Idols arise out of their surrounding culture, and the culture that has given rise to this generation is very different from that of our forebears. They have had no access to social stability, and nor do they even feel attracted by it. They have turned their uncertainty vis à vis the future into confidence in the Lord, and they dare to do things purely and simply out of their faith in God's provision.



However, one of the main problems they face has been something that they did not expect, and that they find difficult to deal with: some people in the church (though not all) don't understand them. They regard these young people as naive, irresponsible and too idealistic, because many of their projects, ideas, visions and missions necessarily involve abandoning any intention of being normal in a world of "normal" people, and not aspiring to "normal" jobs, with regular salaries.

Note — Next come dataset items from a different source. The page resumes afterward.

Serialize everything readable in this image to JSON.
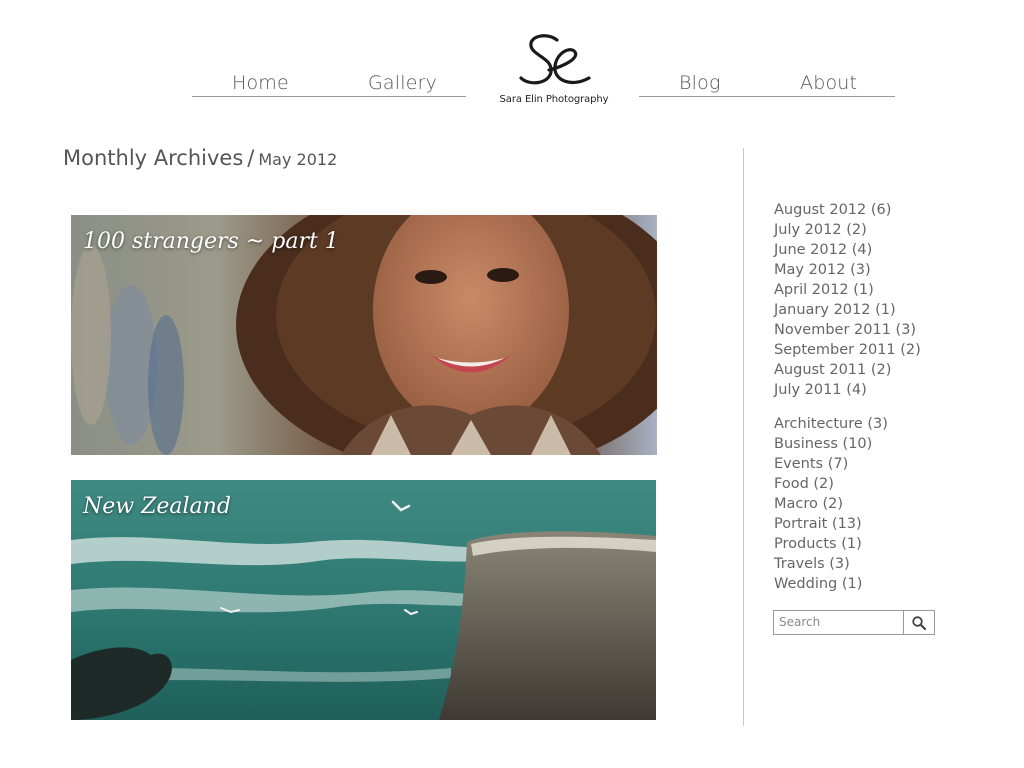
{
  "nav": {
    "items": [
      {
        "label": "Home"
      },
      {
        "label": "Gallery"
      },
      {
        "label": "Blog"
      },
      {
        "label": "About"
      }
    ]
  },
  "logo": {
    "monogram": "Se",
    "text": "Sara Elin Photography"
  },
  "archive": {
    "title": "Monthly Archives",
    "separator": "/",
    "month": "May 2012"
  },
  "posts": [
    {
      "title": "100 strangers ~ part 1"
    },
    {
      "title": "New Zealand"
    }
  ],
  "sidebar": {
    "archives": [
      "August 2012 (6)",
      "July 2012 (2)",
      "June 2012 (4)",
      "May 2012 (3)",
      "April 2012 (1)",
      "January 2012 (1)",
      "November 2011 (3)",
      "September 2011 (2)",
      "August 2011 (2)",
      "July 2011 (4)"
    ],
    "categories": [
      "Architecture (3)",
      "Business (10)",
      "Events (7)",
      "Food (2)",
      "Macro (2)",
      "Portrait (13)",
      "Products (1)",
      "Travels (3)",
      "Wedding (1)"
    ],
    "search": {
      "placeholder": "Search",
      "icon": "search-icon"
    }
  }
}
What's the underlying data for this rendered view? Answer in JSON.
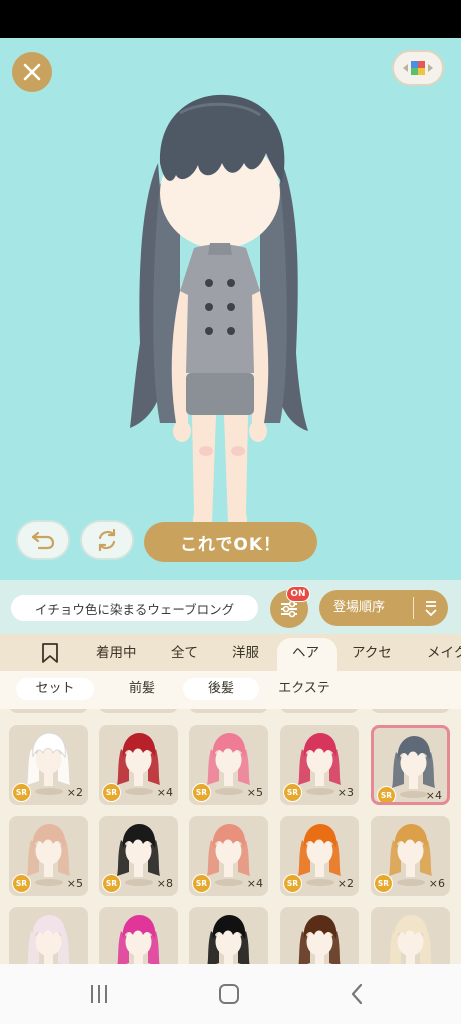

This happens very often among the artists and creative people that we have got to know during recent years. In none of the plans for their lives that the Lord proposes, disposes or nourishes is economic stability a factor; on the contrary, they are driven by the profound conviction that God will provide the necessary resources, and they live by the economy of the kingdom, which has nothing to do with economic theories; and yet, for some reason, this puts some sectors of the church on the defensive. They are incapable of putting themselves in the shoes of the other, and they refuse to accept that God could ever require something like this.



It's like someone getting angry with God, or calling Him cruel, because he told Abraham to sacrifice Isaac. These people would have sat down with Abraham (just as they do with some young people) in some kind of church disciplinary meeting, and would tell him how worried they were hearing him say things like that about God, and they would have tried to convince him, for his own good, that he could not have heard God giving him a command like that.



Then they would have used their authority as leaders, and the good name of the church, to tell Abraham to give up that idea and get on with his life, that he already had enough on his plate just looking after his family. In the experience of these people, God is not likely to go around asking anyone to put the lives of their children in danger.



The thought behind all this is being able to say, however unpopular it might be, that we don't have to accept bad advice, especially when it comes from people who don't understand that God sometimes delights in doing things that are far from being "normal", and that he sometimes asks us to give up all we have, even our stability, to advance his kingdom. All the great men and women of faith in history went through this kind of experience.



They all found themselves facing something which challenged the broad, comfortable paths of this world, to follow a narrow path with risk-fraught edges which, more than anything else, required them to give up their idols. Pastors, missionaries, preachers and the founders of movements and ministries.



If it were God's purpose that we enjoy a peaceful, stable life, with economic abundance and no unwelcome setbacks, the apostle Paul would have been the greatest of all sinners. To say nothing of Jesus himself, who didn't even have a home of his own and lived by donations. And if anyone, whoever they are, out of their inability to perceive let alone confront their own idols, comes and says to us that we could not have received from God a message which, in the last analysis, is perfectly in keeping with God's Word, but is out of synch with a certain kind of lifestyle, then we can be sure that it is simply bad advice.